Capital Markets & Securities Transaction Tax (STT)
The Union Budget 2026–27 increases the Securities Transaction Tax (STT) on futures contracts from 0.02% to 0.05%.
The STT on options trading is raised to 0.15% on both the options premium and the exercise value.
The revision in STT rates aims to curb excessive speculative activity in derivatives markets.
The government seeks to improve market stability and ensure more balanced participation between long-term investors and active traders through these changes.
The tax treatment of share buybacks is rationalised by taxing buyback proceeds in the hands of shareholders as capital gains instead of the earlier buyback tax structure.
Promoters will be subject to an additional tax on buyback transactions to discourage misuse of buybacks for tax arbitrage.
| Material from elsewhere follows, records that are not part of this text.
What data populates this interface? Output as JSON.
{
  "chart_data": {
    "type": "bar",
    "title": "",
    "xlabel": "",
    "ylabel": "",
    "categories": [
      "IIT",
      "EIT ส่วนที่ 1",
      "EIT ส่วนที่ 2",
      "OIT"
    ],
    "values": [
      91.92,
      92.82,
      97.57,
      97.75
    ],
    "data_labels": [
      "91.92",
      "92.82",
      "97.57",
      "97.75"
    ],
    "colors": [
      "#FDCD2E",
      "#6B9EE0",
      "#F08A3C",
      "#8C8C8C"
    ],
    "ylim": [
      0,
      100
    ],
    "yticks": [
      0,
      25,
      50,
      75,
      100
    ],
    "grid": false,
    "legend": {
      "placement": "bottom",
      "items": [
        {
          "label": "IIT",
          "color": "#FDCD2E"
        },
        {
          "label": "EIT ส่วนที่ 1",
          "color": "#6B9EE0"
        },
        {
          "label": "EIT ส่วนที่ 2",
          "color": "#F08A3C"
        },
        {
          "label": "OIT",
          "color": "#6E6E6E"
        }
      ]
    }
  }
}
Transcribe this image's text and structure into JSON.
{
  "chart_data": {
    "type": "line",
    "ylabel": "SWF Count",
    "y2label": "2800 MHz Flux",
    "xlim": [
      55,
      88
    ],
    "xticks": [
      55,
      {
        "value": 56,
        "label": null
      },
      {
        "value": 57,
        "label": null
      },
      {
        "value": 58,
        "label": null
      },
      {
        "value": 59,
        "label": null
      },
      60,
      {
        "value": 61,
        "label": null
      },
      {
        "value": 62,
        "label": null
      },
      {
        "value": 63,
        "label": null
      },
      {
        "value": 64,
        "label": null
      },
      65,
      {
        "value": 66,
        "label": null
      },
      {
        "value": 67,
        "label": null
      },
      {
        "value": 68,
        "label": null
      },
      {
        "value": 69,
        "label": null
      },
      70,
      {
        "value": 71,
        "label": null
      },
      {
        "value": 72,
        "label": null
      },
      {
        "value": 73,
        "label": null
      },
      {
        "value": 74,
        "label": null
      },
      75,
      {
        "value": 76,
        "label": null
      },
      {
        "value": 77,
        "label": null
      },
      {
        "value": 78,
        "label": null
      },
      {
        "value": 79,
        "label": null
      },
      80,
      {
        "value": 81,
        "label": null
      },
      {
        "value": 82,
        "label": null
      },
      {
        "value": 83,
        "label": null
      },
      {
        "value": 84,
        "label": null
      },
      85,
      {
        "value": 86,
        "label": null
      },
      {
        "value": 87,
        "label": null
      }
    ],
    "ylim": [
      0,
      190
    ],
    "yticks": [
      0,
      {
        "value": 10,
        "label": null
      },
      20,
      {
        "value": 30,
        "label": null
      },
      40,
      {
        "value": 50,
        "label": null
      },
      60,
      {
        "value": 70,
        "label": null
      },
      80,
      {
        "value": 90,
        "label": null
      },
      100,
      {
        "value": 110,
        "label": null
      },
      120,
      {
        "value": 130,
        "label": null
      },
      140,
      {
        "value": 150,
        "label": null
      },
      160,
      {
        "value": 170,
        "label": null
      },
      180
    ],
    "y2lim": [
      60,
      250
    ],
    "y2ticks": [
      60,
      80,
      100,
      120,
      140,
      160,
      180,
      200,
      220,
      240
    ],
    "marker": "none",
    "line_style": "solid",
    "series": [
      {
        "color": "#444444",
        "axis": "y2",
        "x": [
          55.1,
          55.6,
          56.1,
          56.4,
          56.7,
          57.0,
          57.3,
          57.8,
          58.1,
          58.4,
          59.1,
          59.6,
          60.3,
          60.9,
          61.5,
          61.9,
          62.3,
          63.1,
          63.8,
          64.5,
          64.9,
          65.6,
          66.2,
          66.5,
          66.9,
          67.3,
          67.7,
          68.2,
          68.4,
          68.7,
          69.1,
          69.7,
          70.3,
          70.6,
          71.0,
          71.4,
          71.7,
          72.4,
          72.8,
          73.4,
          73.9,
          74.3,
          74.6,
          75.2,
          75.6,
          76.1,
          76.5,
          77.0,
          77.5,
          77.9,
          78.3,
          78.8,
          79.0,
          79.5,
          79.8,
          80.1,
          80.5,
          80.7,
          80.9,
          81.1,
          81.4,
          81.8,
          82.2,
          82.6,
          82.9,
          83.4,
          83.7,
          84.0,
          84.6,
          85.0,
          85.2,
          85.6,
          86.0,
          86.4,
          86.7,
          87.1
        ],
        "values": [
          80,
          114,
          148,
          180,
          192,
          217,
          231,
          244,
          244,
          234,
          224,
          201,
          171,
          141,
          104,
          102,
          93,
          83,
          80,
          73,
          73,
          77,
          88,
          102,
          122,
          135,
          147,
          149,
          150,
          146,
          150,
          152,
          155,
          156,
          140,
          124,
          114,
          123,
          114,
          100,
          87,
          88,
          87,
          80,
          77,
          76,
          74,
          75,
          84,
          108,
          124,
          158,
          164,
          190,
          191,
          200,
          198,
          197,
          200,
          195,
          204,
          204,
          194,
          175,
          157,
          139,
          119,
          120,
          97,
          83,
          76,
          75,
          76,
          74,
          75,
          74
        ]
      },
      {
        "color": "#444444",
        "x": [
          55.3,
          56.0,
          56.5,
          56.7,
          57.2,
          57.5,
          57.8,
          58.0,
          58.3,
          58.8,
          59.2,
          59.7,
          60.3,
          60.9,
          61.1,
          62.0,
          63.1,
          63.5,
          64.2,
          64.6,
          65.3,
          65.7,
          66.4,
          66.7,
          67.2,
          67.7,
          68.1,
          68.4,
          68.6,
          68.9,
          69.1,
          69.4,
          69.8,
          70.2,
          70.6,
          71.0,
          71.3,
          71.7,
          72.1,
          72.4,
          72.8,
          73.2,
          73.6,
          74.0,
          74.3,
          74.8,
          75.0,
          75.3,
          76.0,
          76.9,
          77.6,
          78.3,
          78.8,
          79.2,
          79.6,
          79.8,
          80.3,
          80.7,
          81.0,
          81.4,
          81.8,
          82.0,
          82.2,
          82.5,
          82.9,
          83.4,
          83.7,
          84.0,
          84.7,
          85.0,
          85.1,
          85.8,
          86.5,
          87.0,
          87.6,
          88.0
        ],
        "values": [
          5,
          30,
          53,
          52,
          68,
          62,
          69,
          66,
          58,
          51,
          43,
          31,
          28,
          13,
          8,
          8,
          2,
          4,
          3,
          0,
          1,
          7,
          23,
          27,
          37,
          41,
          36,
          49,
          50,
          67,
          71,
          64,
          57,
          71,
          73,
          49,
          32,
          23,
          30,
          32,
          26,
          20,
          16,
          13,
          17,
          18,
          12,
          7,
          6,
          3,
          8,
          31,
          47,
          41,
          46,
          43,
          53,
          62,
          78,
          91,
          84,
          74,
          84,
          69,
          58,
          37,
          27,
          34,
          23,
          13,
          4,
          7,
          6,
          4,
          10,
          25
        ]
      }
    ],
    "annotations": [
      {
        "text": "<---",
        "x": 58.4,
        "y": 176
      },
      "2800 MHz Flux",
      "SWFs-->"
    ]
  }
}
The revised framework aims to align buyback taxation with dividend and capital gains taxation, bringing greater transparency and consistency in capital market taxation.
Also Read: Sector Wise Budget Allocation 2026
Conclusion
The Union Budget 2026–27 reflects a clear shift towards inclusive, people-centric growth while sustaining momentum in infrastructure, manufacturing, energy, and services. By combining record public investment with reforms in affordability, skilling, healthcare, entrepreneurship, and ease of living, the budget lays a strong foundation for Viksit Bharat. It ensures that economic growth translates into meaningful opportunities for youth, women, farmers, and vulnerable communities, in line with the vision of Sabka Saath, Sabka Vikas.
FAQs:
What is the Rare Earth Metal Corridor?
The government will support Odisha, Kerala, Andhra Pradesh, and Tamil Nadu to establish dedicated corridors for mining, processing, and manufacturing rare earth elements to reduce import dependence on China.What are the 7 new High-Speed Rail routes?
The budget proposes seven high-speed corridors: Mumbai–Pune, Pune–Hyderabad, Hyderabad–Bengaluru, Hyderabad–Chennai, Chennai–Bengaluru, Delhi–Varanasi, and Varanasi–Siliguri.What is Bharat-VISTAAR in Agriculture?
It is a multilingual AI tool (Virtually Integrated System to Access Agricultural Resources) that integrates digital land records (AgriStack) with ICAR research to provide farmers with real-time, customized advisory support.What is the new East-West Dedicated Freight Corridor?
A new freight-only railway line is proposed to connect Dankuni (West Bengal) to Surat (Gujarat) to ensure faster and more sustainable movement of industrial cargo.What are the changes in Securities Transaction Tax (STT)?
STT on Futures has increased from 0.02% to 0.05%, and on Options, it has increased to 0.15% to curb excessive speculative trading.How has the taxation on share buybacks changed?
Buyback proceeds will now be taxed as capital gains in the hands of shareholders, replacing the previous system where the company paid a buyback tax.